Le sculpteur veut engager une réflexion sur les correspondances existantes entre nature et culture. Fondamentalement «l’artiste ne crée pas», mais il «s’interroge sur les limites de l’expérience»; il détourne la matière vivante car il ne se considère pas comme un «créateur», mais comme un «révélateur». Giuseppe Penone a rejoint un mouvement émergé à la fin des années 60, fondé par un critique d’art italien, Germano Celant. L’Arte Povera prône la prévalence du geste créateur sur l’objet fini, et le lien direct qu’il peut y avoir entre les matériaux naturels: «je ne cherche pas à modeler un arbre avec des formes autres que les siennes, (…) la ‘beauté’ arrive naturellement après le geste, je ne la poursuis pas» déclare savamment Giuseppe Penone. L’artiste «insuffle l’esprit à la nature»: «je montre l’invisible qui existe» dit l’artiste. C’est l’intervention de l’artiste qui est privilégiée.

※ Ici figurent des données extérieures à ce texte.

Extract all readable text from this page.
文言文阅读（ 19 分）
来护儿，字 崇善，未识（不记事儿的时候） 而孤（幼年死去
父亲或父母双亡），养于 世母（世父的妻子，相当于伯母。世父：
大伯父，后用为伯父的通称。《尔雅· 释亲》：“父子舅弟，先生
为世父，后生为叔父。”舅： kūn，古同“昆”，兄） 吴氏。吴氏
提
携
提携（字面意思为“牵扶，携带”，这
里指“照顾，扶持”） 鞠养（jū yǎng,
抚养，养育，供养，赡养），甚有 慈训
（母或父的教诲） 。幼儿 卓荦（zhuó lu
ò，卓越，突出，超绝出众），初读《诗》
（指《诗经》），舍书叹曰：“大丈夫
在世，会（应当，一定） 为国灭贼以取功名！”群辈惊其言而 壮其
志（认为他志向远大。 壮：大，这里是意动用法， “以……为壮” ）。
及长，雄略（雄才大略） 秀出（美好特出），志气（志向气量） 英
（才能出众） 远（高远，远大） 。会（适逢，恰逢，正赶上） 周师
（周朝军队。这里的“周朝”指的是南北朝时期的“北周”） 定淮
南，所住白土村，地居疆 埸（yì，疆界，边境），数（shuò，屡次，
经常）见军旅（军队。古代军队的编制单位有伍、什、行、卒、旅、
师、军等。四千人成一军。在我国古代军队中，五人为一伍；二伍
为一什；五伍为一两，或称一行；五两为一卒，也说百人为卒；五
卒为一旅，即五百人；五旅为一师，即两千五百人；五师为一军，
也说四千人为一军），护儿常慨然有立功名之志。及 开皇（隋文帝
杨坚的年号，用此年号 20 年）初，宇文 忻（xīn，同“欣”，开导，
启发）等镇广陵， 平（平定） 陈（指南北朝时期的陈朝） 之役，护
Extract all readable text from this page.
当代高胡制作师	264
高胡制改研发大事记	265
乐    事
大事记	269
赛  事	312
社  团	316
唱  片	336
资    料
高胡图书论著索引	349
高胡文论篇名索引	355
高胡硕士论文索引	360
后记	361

Giuseppe Penone se livre à un véritable hymne à la nature. Amoureux de sa beauté il essaie d’en pénétrer les secrets. Le poète cherche à se rapprocher au plus près des origines du monde. L’artiste convoque les cinq sens à cette exploration du monde sensible. Il donne par exemple chair à l’air, dans cette œuvre Respirare l’ombra, soit «Respirer l’ombre», est un assemblage de feuilles de lauriers, très odoriférantes, entassées dans des cubes grillagés, et qui tapissent entièrement une sorte de crypte naturelle et, sur l’un de ces cubes est accrochée une cage thoracique en bronze dont les bronches sont des assemblages de feuilles de lauriers. Il faut alors se souvenir de cette course poursuite d’Apollon amoureux de la nymphe Daphné, laquelle se volatilise et échappe au Dieu en se transformant en feuille de laurier. Présence fluide, présence qui échappe, mémoire de présence, Penone explore là l’inspiration mythologique des métamorphoses: «je voulais visualiser l’air qui nous entoure chaque fois que l’on respire» dit l’artiste. Par cette œuvre, l’artiste entend exprimer

la matérialité de ce qui est volatile. Dans une empathie infinie, il se met à l'écoute du monde physique, en restitue la charge et la présence. Il nous amène à entrer dans le champs de l'invisible, à découvrir avec nos sens, à nous interroger sur les apparentes insignifiances et les évidences. Qu'il s'agisse des "arbres", du "souffle", des "empreintes", il nous amène de l'autre côté du réel et notre conscience se modifie face à ce regard du dedans. Son travail sur la respiration évoque la notion du vide et du plein, conscience du souffle, de son espace, de sa vitalité par la matérialisation de son volume. La réalisation de cette œuvre dans une pièce, n’est pas anodine et participe à l’expérience et la lecture de cet art. L’enfermement qu’apporte la pièce à cette œuvre, permet d’en condenser son odeur, et la préserve. L’odeur du laurier embaume toute la pièce et le public se voit immerger dans une ambiance olfactive aux notes chaudes, végétales, aromatiques, faisant écho à la nature, à la vie, à l’homme qui sera matérialisé par une sculpture en bronze doré intitulée «Les poumons», fixée au mur, à l’une des cages de laurier. Les deux sculptures présentes au milieu de la pièce sont une deuxième œuvre signée Giuseppe Penone et s’intitule «Peau de feuilles». Ces deux structures en bronze oxydé participent à la compréhension de cette pièce dédiée à l’artiste au Centre Pompidou. Elles apporteront de la hauteur ainsi que du mouvement qui viendront contre balancer et dynamiser ce tapissage végétal statique.